How to submit data to GenBank
The most important source of new data for GenBank ® is direct submissions from scientists. GenBank depends on its contributors to help keep the database as comprehensive, current, and accurate as possible. NCBI provides timely and accurate processing and biological review of new entries and updates to existing entries, and is ready to assist authors who have new data to submit.
Receiving an Accession Number for your Manuscript
Most journals require DNA and amino acid sequences that are cited in articles be submitted to a public sequence repository (DDBJ/ENA/GenBank - INSDC) as part of the publication process. Data exchange between DDBJ, ENA and GenBank occurs daily so it is only necessary to submit the sequence to one database, whichever one is most convenient, without regard for where the sequence may be published. Sequence data submitted in advance of publication can be kept confidential if requested. GenBank will provide accession numbers for submitted sequences, usually within two working days. This accession number serves as an identifier for your submitted your data, and allows the community to retrieve the sequence upon reading the journal article. The accession number should be included in your manuscript, preferably in a footnote on the first page of the article, or as required by individual journal procedures.
Submissions to GenBank
There are several options for preparing and submitting data to GenBank.
Web-based submission tools that are automatically submitted to GenBank:
- BankIt, a WWW-based submission tool with wizards to guide the submission process.

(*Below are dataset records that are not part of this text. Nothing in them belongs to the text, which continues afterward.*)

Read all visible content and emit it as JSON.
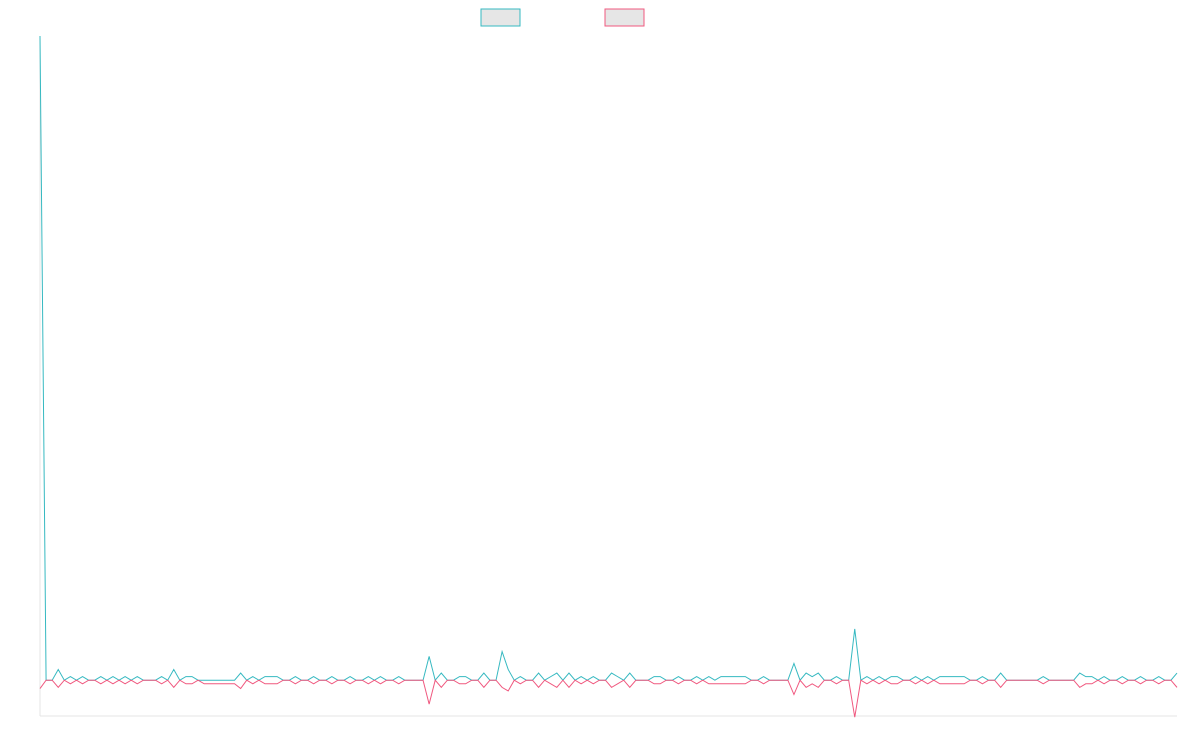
{
  "chart_data": {
    "type": "line",
    "title": "",
    "xlabel": "",
    "ylabel": "",
    "grid": false,
    "legend": {
      "placement": "top-center",
      "show_labels": false
    },
    "ylim": [
      -3,
      54
    ],
    "series": [
      {
        "name": "",
        "color": "#36b9c1",
        "fill": "#e6e6e6",
        "values": [
          54,
          0,
          0,
          0.9,
          0,
          0.3,
          0,
          0.3,
          0,
          0,
          0.3,
          0,
          0.3,
          0,
          0.3,
          0,
          0.3,
          0,
          0,
          0,
          0.3,
          0,
          0.9,
          0,
          0.3,
          0.3,
          0,
          0,
          0,
          0,
          0,
          0,
          0,
          0.6,
          0,
          0.3,
          0,
          0.3,
          0.3,
          0.3,
          0,
          0,
          0.3,
          0,
          0,
          0.3,
          0,
          0,
          0.3,
          0,
          0,
          0.3,
          0,
          0,
          0.3,
          0,
          0.3,
          0,
          0,
          0.3,
          0,
          0,
          0,
          0,
          2,
          0,
          0.6,
          0,
          0,
          0.3,
          0.3,
          0,
          0,
          0.6,
          0,
          0,
          2.4,
          0.9,
          0,
          0.3,
          0,
          0,
          0.6,
          0,
          0.3,
          0.6,
          0,
          0.6,
          0,
          0.3,
          0,
          0.3,
          0,
          0,
          0.6,
          0.3,
          0,
          0.6,
          0,
          0,
          0,
          0.3,
          0.3,
          0,
          0,
          0.3,
          0,
          0,
          0.3,
          0,
          0.3,
          0,
          0.3,
          0.3,
          0.3,
          0.3,
          0.3,
          0,
          0,
          0.3,
          0,
          0,
          0,
          0,
          1.4,
          0,
          0.6,
          0.3,
          0.6,
          0,
          0,
          0.3,
          0,
          0,
          4.3,
          0,
          0.3,
          0,
          0.3,
          0,
          0.3,
          0.3,
          0,
          0,
          0.3,
          0,
          0.3,
          0,
          0.3,
          0.3,
          0.3,
          0.3,
          0.3,
          0,
          0,
          0.3,
          0,
          0,
          0.6,
          0,
          0,
          0,
          0,
          0,
          0,
          0.3,
          0,
          0,
          0,
          0,
          0,
          0.6,
          0.3,
          0.3,
          0,
          0.3,
          0,
          0,
          0.3,
          0,
          0,
          0.3,
          0,
          0,
          0.3,
          0,
          0,
          0.6
        ]
      },
      {
        "name": "",
        "color": "#f0587f",
        "fill": "#e6e6e6",
        "values": [
          -0.7,
          0,
          0,
          -0.6,
          0,
          -0.3,
          0,
          -0.3,
          0,
          0,
          -0.3,
          0,
          -0.3,
          0,
          -0.3,
          0,
          -0.3,
          0,
          0,
          0,
          -0.3,
          0,
          -0.6,
          0,
          -0.3,
          -0.3,
          0,
          -0.3,
          -0.3,
          -0.3,
          -0.3,
          -0.3,
          -0.3,
          -0.7,
          0,
          -0.3,
          0,
          -0.3,
          -0.3,
          -0.3,
          0,
          0,
          -0.3,
          0,
          0,
          -0.3,
          0,
          0,
          -0.3,
          0,
          0,
          -0.3,
          0,
          0,
          -0.3,
          0,
          -0.3,
          0,
          0,
          -0.3,
          0,
          0,
          0,
          0,
          -2,
          0,
          -0.6,
          0,
          0,
          -0.3,
          -0.3,
          0,
          0,
          -0.6,
          0,
          0,
          -0.6,
          -0.9,
          0,
          -0.3,
          0,
          0,
          -0.6,
          0,
          -0.3,
          -0.6,
          0,
          -0.6,
          0,
          -0.3,
          0,
          -0.3,
          0,
          0,
          -0.6,
          -0.3,
          0,
          -0.6,
          0,
          0,
          0,
          -0.3,
          -0.3,
          0,
          0,
          -0.3,
          0,
          0,
          -0.3,
          0,
          -0.3,
          -0.3,
          -0.3,
          -0.3,
          -0.3,
          -0.3,
          -0.3,
          0,
          0,
          -0.3,
          0,
          0,
          0,
          0,
          -1.2,
          0,
          -0.6,
          -0.3,
          -0.6,
          0,
          0,
          -0.3,
          0,
          0,
          -3.1,
          0,
          -0.3,
          0,
          -0.3,
          0,
          -0.3,
          -0.3,
          0,
          0,
          -0.3,
          0,
          -0.3,
          0,
          -0.3,
          -0.3,
          -0.3,
          -0.3,
          -0.3,
          0,
          0,
          -0.3,
          0,
          0,
          -0.6,
          0,
          0,
          0,
          0,
          0,
          0,
          -0.3,
          0,
          0,
          0,
          0,
          0,
          -0.6,
          -0.3,
          -0.3,
          0,
          -0.3,
          0,
          0,
          -0.3,
          0,
          0,
          -0.3,
          0,
          0,
          -0.3,
          0,
          0,
          -0.6
        ]
      }
    ]
  }
}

- Submission Portal, a unified system for multiple submission types. Currently only ribosomal RNA (rRNA), rRNA-ITS, metazoan mitochondrial COX1, eukaryotic nuclear mRNA, Influenza, Norovirus, Dengue or SARS-CoV-2 sequences can be submitted with the GenBank component of this tool. Genome and Transcriptome Assemblies can be submitted through the Genomes and TSA portals, respectively. This will be expanded in the future to include other types of GenBank submissions.

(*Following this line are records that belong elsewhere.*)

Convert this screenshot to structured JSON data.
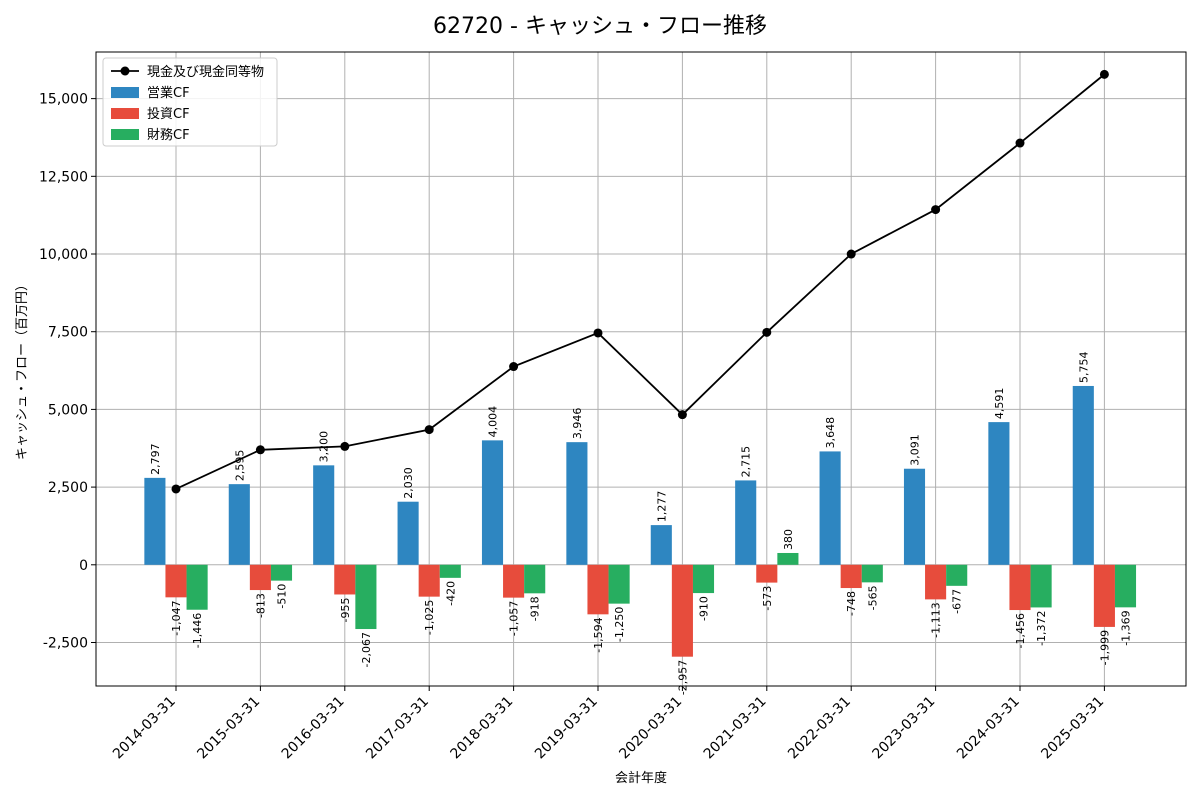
{
  "chart_data": {
    "type": "bar",
    "title": "62720 - キャッシュ・フロー推移",
    "xlabel": "会計年度",
    "ylabel": "キャッシュ・フロー（百万円）",
    "ylim": [
      -3900,
      16500
    ],
    "yticks": [
      -2500,
      0,
      2500,
      5000,
      7500,
      10000,
      12500,
      15000
    ],
    "ytick_labels": [
      "-2,500",
      "0",
      "2,500",
      "5,000",
      "7,500",
      "10,000",
      "12,500",
      "15,000"
    ],
    "grid": true,
    "legend_position": "top-left",
    "categories": [
      "2014-03-31",
      "2015-03-31",
      "2016-03-31",
      "2017-03-31",
      "2018-03-31",
      "2019-03-31",
      "2020-03-31",
      "2021-03-31",
      "2022-03-31",
      "2023-03-31",
      "2024-03-31",
      "2025-03-31"
    ],
    "series": [
      {
        "name": "営業CF",
        "kind": "bar",
        "color": "#2e86c1",
        "values": [
          2797,
          2595,
          3200,
          2030,
          4004,
          3946,
          1277,
          2715,
          3648,
          3091,
          4591,
          5754
        ],
        "labels": [
          "2,797",
          "2,595",
          "3,200",
          "2,030",
          "4,004",
          "3,946",
          "1,277",
          "2,715",
          "3,648",
          "3,091",
          "4,591",
          "5,754"
        ]
      },
      {
        "name": "投資CF",
        "kind": "bar",
        "color": "#e74c3c",
        "values": [
          -1047,
          -813,
          -955,
          -1025,
          -1057,
          -1594,
          -2957,
          -573,
          -748,
          -1113,
          -1456,
          -1999
        ],
        "labels": [
          "-1,047",
          "-813",
          "-955",
          "-1,025",
          "-1,057",
          "-1,594",
          "-2,957",
          "-573",
          "-748",
          "-1,113",
          "-1,456",
          "-1,999"
        ]
      },
      {
        "name": "財務CF",
        "kind": "bar",
        "color": "#27ae60",
        "values": [
          -1446,
          -510,
          -2067,
          -420,
          -918,
          -1250,
          -910,
          380,
          -565,
          -677,
          -1372,
          -1369
        ],
        "labels": [
          "-1,446",
          "-510",
          "-2,067",
          "-420",
          "-918",
          "-1,250",
          "-910",
          "380",
          "-565",
          "-677",
          "-1,372",
          "-1,369"
        ]
      },
      {
        "name": "現金及び現金同等物",
        "kind": "line",
        "color": "#000000",
        "values": [
          2440,
          3700,
          3810,
          4350,
          6380,
          7460,
          4830,
          7480,
          10000,
          11430,
          13570,
          15780
        ]
      }
    ]
  }
}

Submission preparation tools which require uploading via the Submission Portal or email to gb-sub@ncbi.nlm.nih.gov when relevant:
- table2asn, a command-line program that replaces the older tool tbl2asn, automates the creation of sequence records for submission to GenBank. It is used primarily for submission of annotated genomes and large batches of sequences, and is available by FTP for use on MAC, PC and Unix platforms.
Submissions of Raw Sequence Reads
Runs of unassembled reads, for example from 454 or Illumina or PacBio, can be submitted to the Sequence Read Archive (SRA) .
Updating or Revising a GenBank Sequence
Revisions or updates to GenBank entries can be made by the submitters at any time. Information about the correct format for different types of updates can be found on the Update guidelines page. Send updates and revisions to gb-admin@ncbi.nlm.nih.gov . Be sure to include the accession number of the sequence to be updated in the subject line.
Confidentiality
Some authors are concerned that the appearance of their data in GenBank prior to publication will compromise their work. GenBank will, upon request, withhold release of new submissions for a specified period of time. However, if the accession number or sequence data appears in print or online prior to the specified date, your sequence will be released. In order to prevent the delay in the appearance of published sequence data, we urge authors to inform us of the appearance of the published data. As soon as it is available, please send the full publication data--all authors, title, journal, volume, pages and date--to the following address: update@ncbi.nlm.nih.gov
Privacy
If you are submitting human sequences to GenBank, do not include any data that could reveal the personal identity of the source. It is our assumption that you have received any necessary informed consent authorizations that your organizations require prior to submitting your sequences.